Reportagem: um enorme e pacifico protesto contra o Governo

Foto
A manifestação começou modesta mas depois atingiu níveis históricos Daniel Rocha

Arménio Amaral levanta no ar um cartaz escrito à mão. “Eu que votei neles até me apetece ‘matá-los’”. “Eles”, explicou, são “os socialistas” e são as políticas deles que levaram este reformado de 63 anos à lisboeta Avenida da Liberdade. A ele e “a mais de 200 mil pessoas”, segundo os promotores da marcha da “geração à rasca”, que se transformou num enorme e pacifico protesto contra o Governo.

A marcha arrancou pouco depois das 15h. Os presentes não eram mais de dois mil. Cerca de 30 minutos depois, os dois mil deram lugar a um mar de gente. Dezenas de milhares de pessoas que quase encheram a longa e larga Avenida da Liberdade.

Políticos conhecidos eram muito poucos. Jovens deputados do Bloco de Esquerda e do PCP, ex-candidatos presidenciais, como José Manuel Coelho e Garcia Pereira, dirigentes da Juventude Social Democrata, sindicalistas da CGTP-IN, marcaram presença, mas de forma discreta.

A manifestação era da chamada “geração à rasca”. Dos jovens precários e sem emprego. Mas a eles juntou-se gente de todas as idades. Gente com emprego, mas descontente com o Governo e que fazia questão de o dizer em centenas de folhas de papel com frases contra o Executivo e contra o primeiro-ministro e que faziam questão de ostentar.

Famílias inteiras a gritarem a uma só voz frases como “precários nos querem, rebeldes nos terão”; “chega, basta de viver á rasca”; “com precariedade não há liberdade; “fora com os ladrões”. Ou simplesmente: “Portugal, Portugal, Portugal”.

Mas também havia gente da política. Da extrema-esquerda à extrema-direita. A chegada de um grupo de jovens de cabeças rapadas, todos vestidos de negro e com bandeiras pretas nas mãos, “gelou”, logo no início da marcha, muitos dos presentes.

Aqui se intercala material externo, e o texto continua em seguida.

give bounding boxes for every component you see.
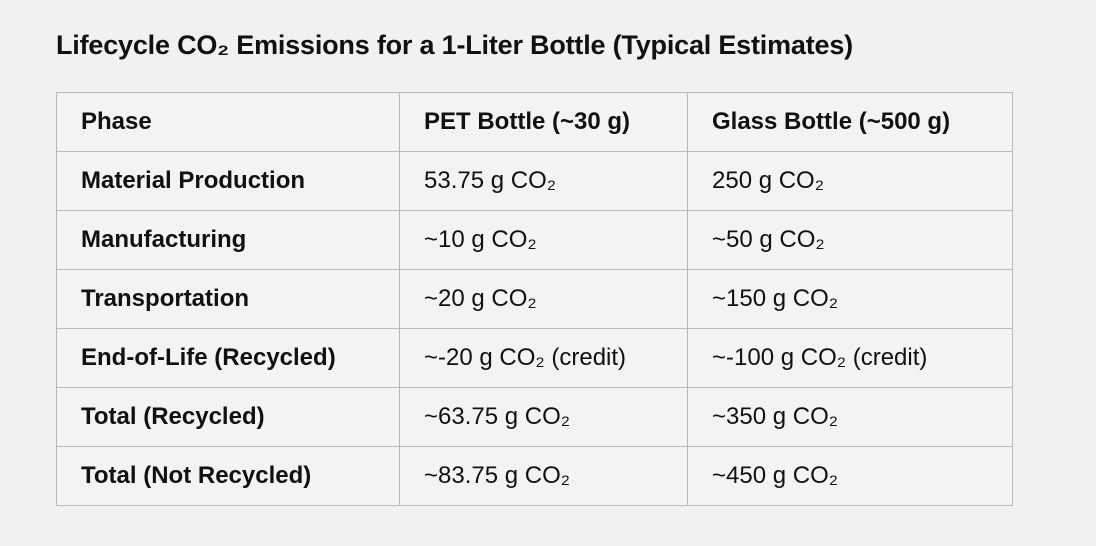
table-row: Total (Not Recycled) ~83.75 g CO₂ ~450 g…: [56, 446, 1013, 506]
emissions-table: Phase PET Bottle (~30 g) Glass Bottle (~…: [56, 92, 1013, 506]
pet-value-cell: ~10 g CO₂: [399, 210, 688, 270]
pet-value-cell: ~63.75 g CO₂: [399, 387, 688, 447]
header-phase: Phase: [56, 92, 400, 152]
table-row: Material Production 53.75 g CO₂ 250 g CO…: [56, 151, 1013, 211]
phase-cell: Transportation: [56, 269, 400, 329]
table-row: End-of-Life (Recycled) ~-20 g CO₂ (credi…: [56, 328, 1013, 388]
glass-value-cell: ~50 g CO₂: [687, 210, 1013, 270]
table-row: Manufacturing ~10 g CO₂ ~50 g CO₂: [56, 210, 1013, 270]
header-glass-bottle: Glass Bottle (~500 g): [687, 92, 1013, 152]
glass-value-cell: ~350 g CO₂: [687, 387, 1013, 447]
phase-cell: Total (Recycled): [56, 387, 400, 447]
table-header-row: Phase PET Bottle (~30 g) Glass Bottle (~…: [56, 92, 1013, 152]
page-title: Lifecycle CO₂ Emissions for a 1-Liter Bo…: [56, 30, 853, 60]
phase-cell: Manufacturing: [56, 210, 400, 270]
pet-value-cell: ~83.75 g CO₂: [399, 446, 688, 506]
phase-cell: Material Production: [56, 151, 400, 211]
header-pet-bottle: PET Bottle (~30 g): [399, 92, 688, 152]
pet-value-cell: 53.75 g CO₂: [399, 151, 688, 211]
glass-value-cell: ~150 g CO₂: [687, 269, 1013, 329]
phase-cell: End-of-Life (Recycled): [56, 328, 400, 388]
phase-cell: Total (Not Recycled): [56, 446, 400, 506]
pet-value-cell: ~20 g CO₂: [399, 269, 688, 329]
glass-value-cell: ~-100 g CO₂ (credit): [687, 328, 1013, 388]
pet-value-cell: ~-20 g CO₂ (credit): [399, 328, 688, 388]
table-row: Total (Recycled) ~63.75 g CO₂ ~350 g CO₂: [56, 387, 1013, 447]
table-row: Transportation ~20 g CO₂ ~150 g CO₂: [56, 269, 1013, 329]
glass-value-cell: 250 g CO₂: [687, 151, 1013, 211]
glass-value-cell: ~450 g CO₂: [687, 446, 1013, 506]
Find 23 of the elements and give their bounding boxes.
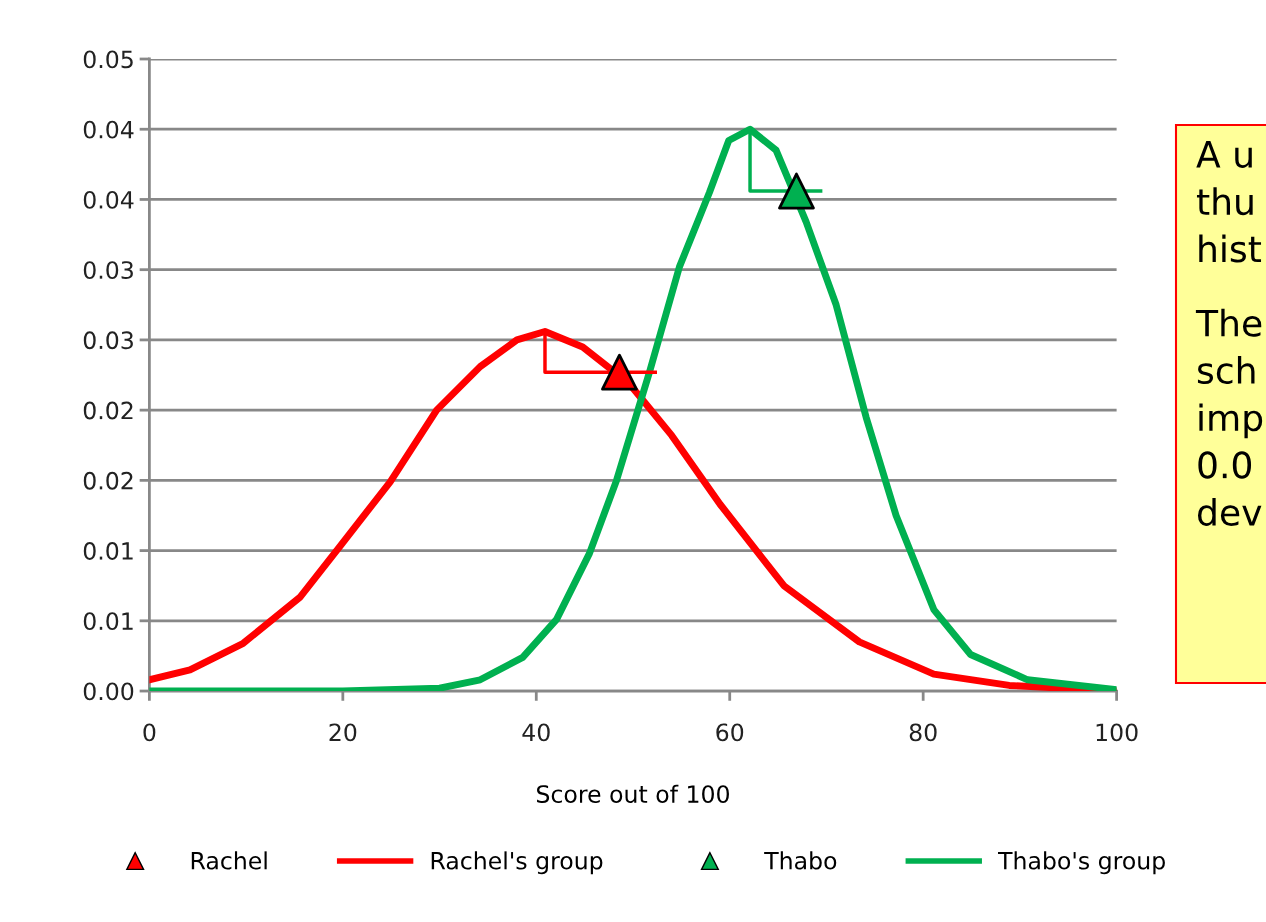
- x-tick-label: 80: [909, 723, 937, 742]
- y-tick-label: 0.04: [83, 190, 134, 209]
- x-tick-label: 40: [522, 723, 550, 742]
- legend-label: Rachel's group: [431, 851, 603, 875]
- text: The sch imp 0.0 dev: [1195, 308, 1263, 526]
- y-tick-label: 0.03: [83, 261, 133, 279]
- y-tick-label: 0.01: [83, 542, 133, 560]
- y-tick-label: 0.02: [83, 401, 133, 420]
- x-tick-label: 60: [716, 723, 744, 742]
- x-tick-label: 20: [329, 723, 357, 742]
- x-tick-label: 100: [1096, 723, 1138, 742]
- y-tick-label: 0.00: [83, 682, 134, 701]
- legend-label: Thabo: [764, 851, 837, 870]
- y-tick-label: 0.05: [83, 50, 133, 69]
- y-tick-label: 0.02: [83, 471, 133, 490]
- y-tick-label: 0.01: [83, 612, 133, 631]
- legend-label: Thabo's group: [998, 851, 1165, 875]
- y-tick-label: 0.04: [83, 120, 134, 139]
- legend-label: Rachel: [191, 851, 267, 870]
- x-axis-title: Score out of 100: [536, 784, 729, 803]
- y-tick-label: 0.03: [83, 331, 133, 350]
- x-tick-label: 0: [143, 723, 156, 742]
- text: A u thu hist: [1196, 141, 1262, 263]
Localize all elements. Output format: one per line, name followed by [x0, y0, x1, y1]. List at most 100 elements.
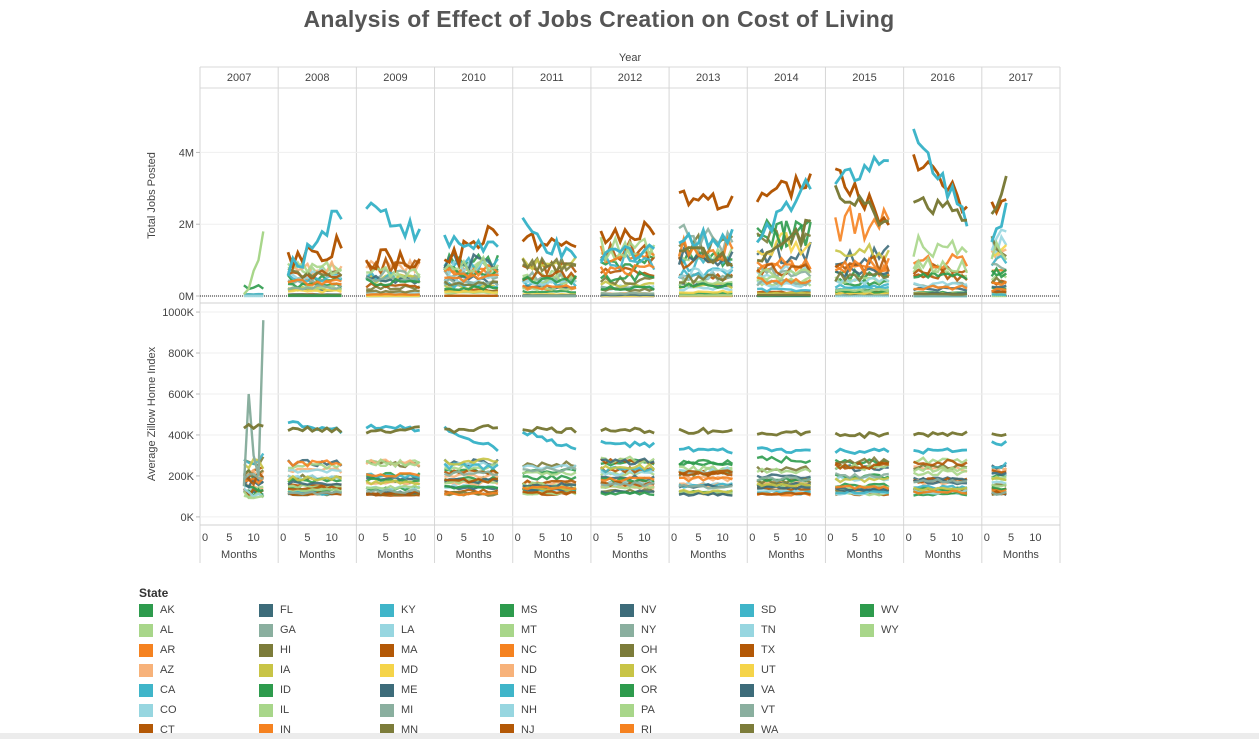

Num minuto todos os gritos e cânticos pararam, mas os homens de negro que se disseram “nacionalistas” acabaram por integrar o protesto sem incidentes.

Nuno Cláudio Cerejeira veste uma t-shirt com a cara de Hitler e de Mussolini. Tem os braços e a cabeça rapada quase totalmente tatuados. É uma espécie de líder do grupo das bandeiras negras. O seu discurso é radical. “A minha t-shirt fala por mim. Sou um libertário nacional-socialista. E estou aqui porque isto tem de mudar. Revolta-me que a população portuguesa não tenha tomates para se revoltar. E a revolta já não é só com palavras. É armada, para acabar com os chulos da maçonaria que mandam neste país e com os políticos que só roubam”, disse ao PÚBLICO.

As suas palavras radicais contrastavam com a festa que animou a marcha. Havia bandas de música, tambores, gente de guitarra na mão a cantar e os Homens da Luta, que recentemente ganharam o Festival da Canção, numa enorme algazarra. E gente a dançar. Milhares de pessoas a dançar e a gritar palavras de ordem.

“A luta também é festa porque é pacifica. Todos nós somos gente de paz que só quer uma vida melhor. Que quer um emprego. Quer que o Governo nos olhe como gente. Que olhe para os nossos velhos que estão a morrer à fome. Que nos olhe como gente e não como números. Veja, não estão aqui só precários. Está aqui Portugal inteiro. A rua é nossa e o Governo tem de nos ouvir”, diz Catarina Pereira, 19 anos, estudante de direito.

Também Arménio Amaral quer uma vida melhor. Para ele, que diz “sobreviver com uma pensão de 250 euros”, e para os seus netos. “Não quero que eles [os netos] vivam à rasca”, diz.

E foi num ambiente de festa que a cabeça da marcha chegou ao Rossio, por volta das 16h30. Uma hora depois ainda havia gente a descer a Avenida da Liberdade. O Rossio encheu em minutos e a multidão estendeu-se até meio da Praça dos Restauradores.

Os três jovens que convocaram o protesto falaram aos presentes, mas o barulho da festa abafou-lhes as palavras. João Labrincha, que criou a página no Facebook a convocar os portugueses para a marcha, disse esperar que o protesto “mude as coisas para melhor”. Recusa protagonismo, porque, acrescentou, “os protagonistas são todos os que estiveram presentes. “Mais de 200 mil só em Lisboa”. O sub-comissário Freixedelo, da PSP, disse ao PÚBLICO que “estiveram mais de 100 mil” pessoas.